The body-camera video of the officer who responded showed Muñoz coming out of the house, then immediately running toward the officer as the officer ran away. The officer is then seen firing his gun at Muñoz several times. Included in the video was a still image of Muñoz holding a knife in his hand just before he was shot. (Warning: The video in this link is graphic.)
“Adams determined that the officer was clearly justified in firing four shots at Muñoz, as Muñoz chased him with a large knife — clearly presenting a threat to the officer’s life,” the statement said.
“Between four and five seconds elapsed from the time Muñoz emerged from a doorway, chasing the officer, to when the officer fired shots,” it said.
Muñoz was pronounced dead at the scene. The District Attorney’s Office said it was not releasing the name of the officer because the shooting was justified.

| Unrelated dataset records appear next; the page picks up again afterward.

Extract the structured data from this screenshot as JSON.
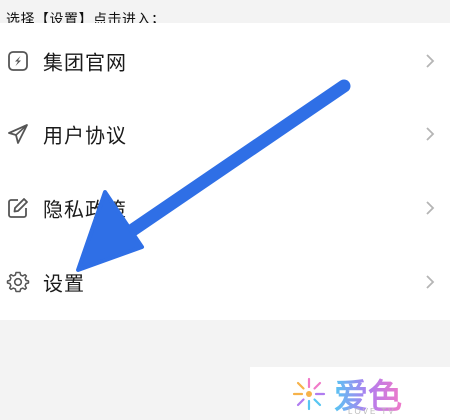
{
  "instruction": "选择【设置】点击进入；",
  "menu": [
    {
      "label": "集团官网",
      "icon": "compass-icon"
    },
    {
      "label": "用户协议",
      "icon": "paper-plane-icon"
    },
    {
      "label": "隐私政策",
      "icon": "edit-icon"
    },
    {
      "label": "设置",
      "icon": "gear-icon"
    }
  ],
  "annotation": {
    "arrow_color": "#2f6fe6"
  },
  "watermark": {
    "text": "爱色",
    "subtext": "LOVE TV"
  },
  "colors": {
    "background": "#f3f3f3",
    "row": "#ffffff",
    "chevron": "#b5b5b5"
  }
}
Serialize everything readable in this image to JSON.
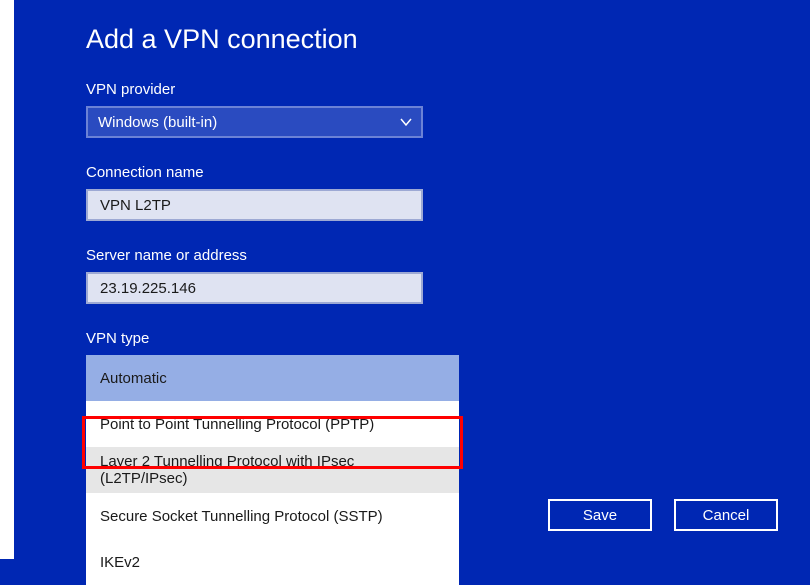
{
  "title": "Add a VPN connection",
  "fields": {
    "provider": {
      "label": "VPN provider",
      "value": "Windows (built-in)"
    },
    "connectionName": {
      "label": "Connection name",
      "value": "VPN L2TP"
    },
    "serverAddress": {
      "label": "Server name or address",
      "value": "23.19.225.146"
    },
    "vpnType": {
      "label": "VPN type",
      "options": [
        "Automatic",
        "Point to Point Tunnelling Protocol (PPTP)",
        "Layer 2 Tunnelling Protocol with IPsec (L2TP/IPsec)",
        "Secure Socket Tunnelling Protocol (SSTP)",
        "IKEv2"
      ],
      "selectedIndex": 0,
      "highlightedIndex": 2
    }
  },
  "buttons": {
    "save": "Save",
    "cancel": "Cancel"
  }
}
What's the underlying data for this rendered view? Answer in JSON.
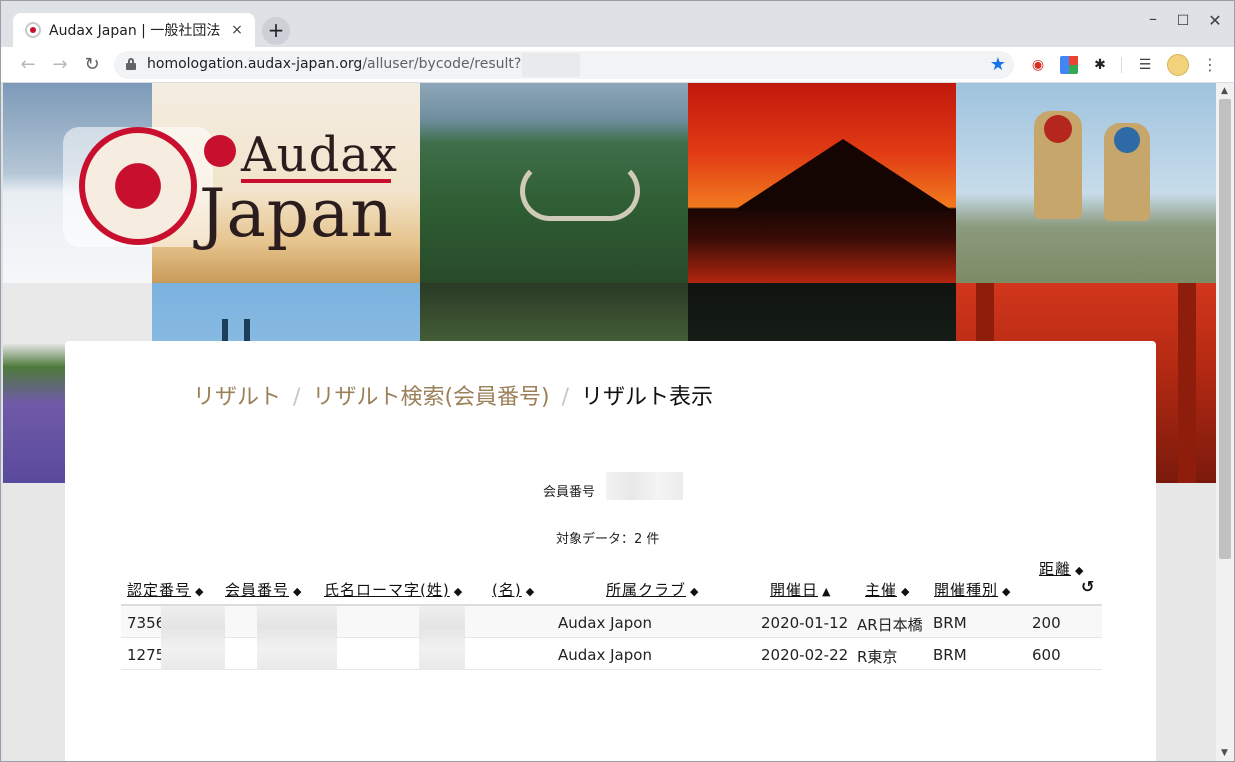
{
  "browser": {
    "tab_title": "Audax Japan | 一般社団法",
    "tab_close": "×",
    "new_tab": "+",
    "window_controls": {
      "minimize": "–",
      "maximize": "☐",
      "close": "✕"
    },
    "nav": {
      "back": "←",
      "forward": "→",
      "reload": "↻"
    },
    "url_host": "homologation.audax-japan.org",
    "url_path": "/alluser/bycode/result?code=",
    "star": "★",
    "menu": "⋮",
    "extensions": [
      "red-extension-icon",
      "google-translate-icon",
      "paw-extension-icon",
      "media-queue-icon",
      "profile-avatar"
    ]
  },
  "header": {
    "logo_line1": "Audax",
    "logo_line2": "Japan"
  },
  "breadcrumb": {
    "items": [
      "リザルト",
      "リザルト検索(会員番号)"
    ],
    "separator": "/",
    "current": "リザルト表示"
  },
  "summary": {
    "member_label": "会員番号",
    "count_label": "対象データ：2 件"
  },
  "table": {
    "headers": {
      "cert": "認定番号",
      "member": "会員番号",
      "roman_last": "氏名ローマ字(姓)",
      "roman_first": "(名)",
      "club": "所属クラブ",
      "date": "開催日",
      "host": "主催",
      "type": "開催種別",
      "distance": "距離"
    },
    "sort_both": "◆",
    "sort_asc": "▲",
    "reset": "↺",
    "rows": [
      {
        "cert": "735661",
        "club": "Audax Japon",
        "date": "2020-01-12",
        "host": "AR日本橋",
        "type": "BRM",
        "distance": "200"
      },
      {
        "cert": "127578",
        "club": "Audax Japon",
        "date": "2020-02-22",
        "host": "R東京",
        "type": "BRM",
        "distance": "600"
      }
    ]
  },
  "colors": {
    "crumb_link": "#9b8159",
    "brand_red": "#c8102e",
    "bookmark_star": "#1a73e8"
  }
}
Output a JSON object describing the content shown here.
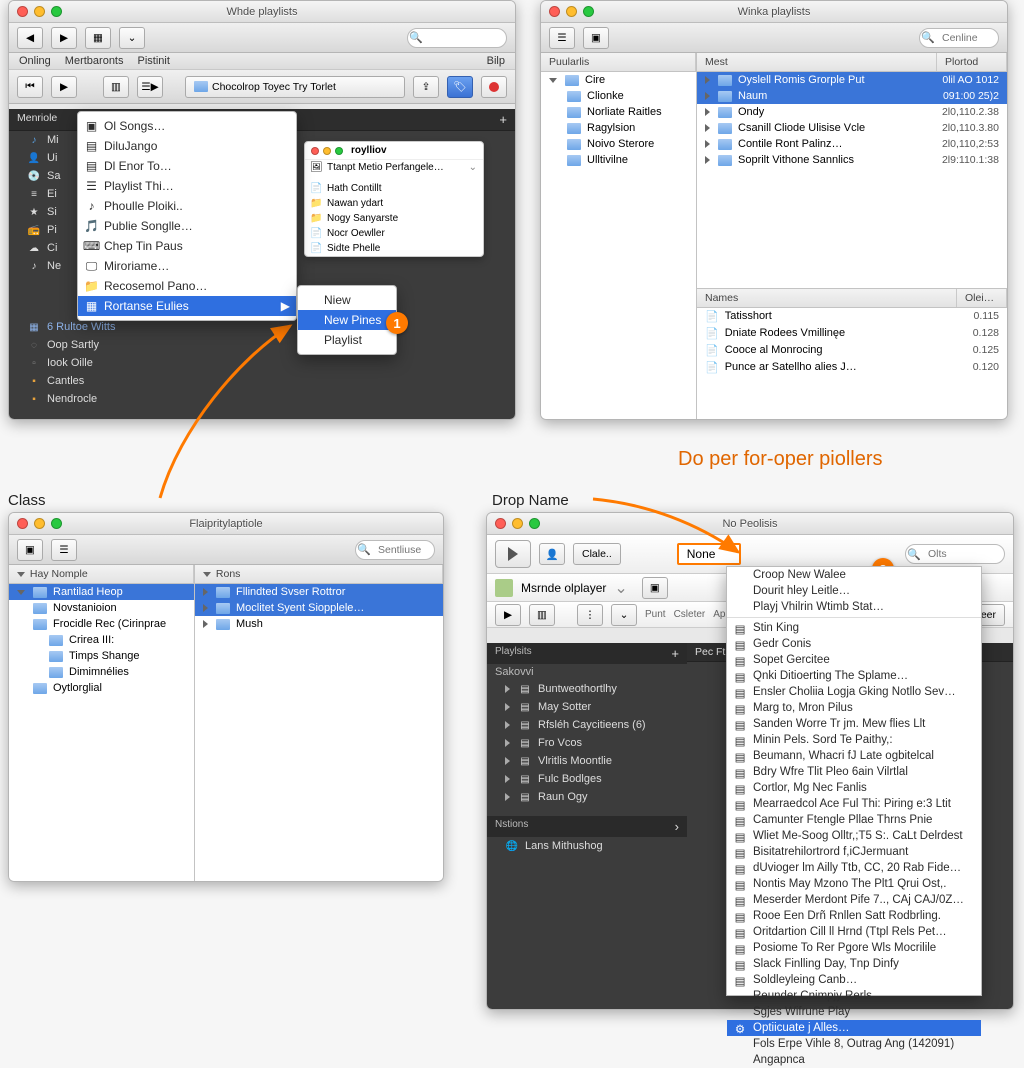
{
  "labels": {
    "class": "Class",
    "drop_name": "Drop Name",
    "do_per": "Do per for-oper piollers"
  },
  "badges": {
    "one": "1",
    "two": "2"
  },
  "win1": {
    "title": "Whde playlists",
    "menubar": {
      "a": "Onling",
      "b": "Mertbaronts",
      "c": "Pistinit",
      "help": "Bilp"
    },
    "search_ph": "",
    "crumb": "Chocolrop Toyec Try Torlet",
    "sidehead_l": "Menriole",
    "sidehead_r": "",
    "sec_plus": "+",
    "side_rows": [
      "Mi",
      "Ui",
      "Sa",
      "Ei",
      "Si",
      "Pi",
      "Ci",
      "Ne"
    ],
    "side2": [
      "6 Rultoe Witts",
      "Oop Sartly",
      "Iook Oille",
      "Cantles",
      "Nendrocle"
    ],
    "ctx_items": [
      "Ol Songs…",
      "DiluJango",
      "Dl Enor To…",
      "Playlist Thi…",
      "Phoulle Ploiki..",
      "Publie Songlle…",
      "Chep Tin Paus",
      "Miroriame…",
      "Recosemol Pano…"
    ],
    "ctx_sel": "Rortanse Eulies",
    "sub_items": [
      "Niew",
      "New Pines",
      "Playlist"
    ],
    "popover": {
      "title": "roylliov",
      "subtitle": "Ttanpt Metio Perfangele…",
      "items": [
        "Hath Contillt",
        "Nawan ydart",
        "Nogy Sanyarste",
        "Nocr Oewller",
        "Sidte Phelle"
      ]
    }
  },
  "win2": {
    "title": "Winka playlists",
    "search_ph": "Cenline",
    "left_head": "Puularlis",
    "left_rows": [
      "Cire",
      "Clionke",
      "Norliate Raitles",
      "Ragylsion",
      "Noivo Sterore",
      "Ulltivilne"
    ],
    "top_head_l": "Mest",
    "top_head_r": "Plortod",
    "top_rows": [
      {
        "t": "Oyslell Romis Grorple Put",
        "d": "0lil AO 1012",
        "sel": true
      },
      {
        "t": "Naum",
        "d": "091:00 25)2",
        "sel": true
      },
      {
        "t": "Ondy",
        "d": "2l0,110.2.38"
      },
      {
        "t": "Csanill Cliode Ulisise Vcle",
        "d": "2l0,110.3.80"
      },
      {
        "t": "Contile Ront Palinz…",
        "d": "2l0,110,2:53"
      },
      {
        "t": "Soprilt Vithone Sannlics",
        "d": "2l9:110.1:38"
      }
    ],
    "bot_head_l": "Names",
    "bot_head_r": "Olei…",
    "bot_rows": [
      {
        "t": "Tatisshort",
        "d": "0.115"
      },
      {
        "t": "Dniate Rodees Vmillinęe",
        "d": "0.128"
      },
      {
        "t": "Cooce al Monrocing",
        "d": "0.125"
      },
      {
        "t": "Punce ar Satellho alies J…",
        "d": "0.120"
      }
    ]
  },
  "win3": {
    "title": "Flaipritylaptiole",
    "search_ph": "Sentliuse",
    "left_head": "Hay Nomple",
    "left_rows": [
      {
        "t": "Rantilad Heop",
        "l": 0,
        "sel": true
      },
      {
        "t": "Novstanioion",
        "l": 1
      },
      {
        "t": "Frocidle Rec (Cirinprae",
        "l": 1
      },
      {
        "t": "Crirea III:",
        "l": 2
      },
      {
        "t": "Timps Shange",
        "l": 2
      },
      {
        "t": "Dimimnélies",
        "l": 2
      },
      {
        "t": "Oytlorglial",
        "l": 1
      }
    ],
    "right_head": "Rons",
    "right_rows": [
      {
        "t": "Fllindted Svser Rottror",
        "sel": true
      },
      {
        "t": "Moclitet Syent Siopplele…",
        "sel": true
      },
      {
        "t": "Mush"
      }
    ]
  },
  "win4": {
    "title": "No Peolisis",
    "search_ph": "Olts",
    "clalebtn": "Clale..",
    "name_value": "None",
    "playerrow": "Msrnde olplayer",
    "subbtns": {
      "a": "Punt",
      "b": "Csleter",
      "c": "Apely",
      "h": "Haleer"
    },
    "cat_pl": "Playlsits",
    "cat_pl_sub": "Sakovvi",
    "side_rows": [
      "Buntweothortlhy",
      "May Sotter",
      "Rfsléh Caycitieens (6)",
      "Fro Vcos",
      "Vlritlis Moontlie",
      "Fulc Bodlges",
      "Raun Ogy"
    ],
    "cat_ns": "Nstions",
    "ns_row": "Lans Mithushog",
    "rpane_head": "Pec   Ftitllos",
    "longmenu": {
      "top": [
        "Croop New Walee",
        "Dourit hley Leitle…",
        "Playj Vhilrin Wtimb Stat…"
      ],
      "items": [
        "Stin King",
        "Gedr Conis",
        "Sopet Gercitee",
        "Qnki Ditioerting The Splame…",
        "Ensler Choliia Logja Gking Notllo Sev…",
        "Marg to, Mron Pilus",
        "Sanden Worre Tr jm. Mew flies Llt",
        "Minin Pels. Sord Te Paithy,:",
        "Beumann, Whacri fJ Late ogbitelcal",
        "Bdry Wfre Tlit Pleo 6ain Vilrtlal",
        "Cortlor, Mg Nec Fanlis",
        "Mearraedcol Ace Ful Thi: Piring e:3 Ltit",
        "Camunter Ftengle Pllae Thrns Pnie",
        "Wliet Me-Soog Olltr,;T5 S:. CaLt Delrdest",
        "Bisitatrehilortrord f,iCJermuant",
        "dUvioger lm Ailly Ttb, CC, 20 Rab Fide…",
        "Nontis May Mzono The Plt1 Qrui Ost,.",
        "Meserder Merdont Pife 7.., CAj CAJ/0Z…",
        "Rooe Een Drñ Rnllen Satt Rodbrling.",
        "Oritdartion Cill ll Hrnd (Ttpl Rels Pet…",
        "Posiome To Rer Pgore Wls Mocrilile",
        "Slack Finlling Day, Tnp Dinfy",
        "Soldleyleing Canb…"
      ],
      "plain": [
        "Reunder Cnimpjy Rerls",
        "Sgjes Wifrune Play"
      ],
      "sel": "Optiicuate j Alles…",
      "tail": [
        "Fols Erpe Vihle 8, Outrag Ang (142091)",
        "Angapnca"
      ]
    }
  }
}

“Anytime an officer uses deadly force it is a traumatic and emotionally charged event in our community, and a life-altering tragedy for the families directly impacted by the use of force,” said Adams.
Michael Perna, an attorney for the Muñoz family, said Thursday that the family was dismayed by the decision.
“It was crystal clear that Ricardo had mental issues and he was having a mental breakdown and he needed medical attention,” Perna said, adding that his office would be conducting its own investigation and that the family may sue.
According to a 911 call made by the sister, which was played during a news conference held by Adams on Wednesday, the sister told a dispatcher that her brother had been “very aggressive” and punched the inside of a car, and that their mother needed help taking him to a hospital. She also said her brother had mental problems — that he had schizophrenia and bipolar disorder.
The sister called from her house, about a block away from her mother’s house on the 300 block of Laurel Street.
In the hours after the shooting, protesters gathered outside police headquarters. After midnight, police used pepper spray to disperse the crowd, and some protesters were arrested after they threw bricks through the glass doors of the station and at a nearby post office.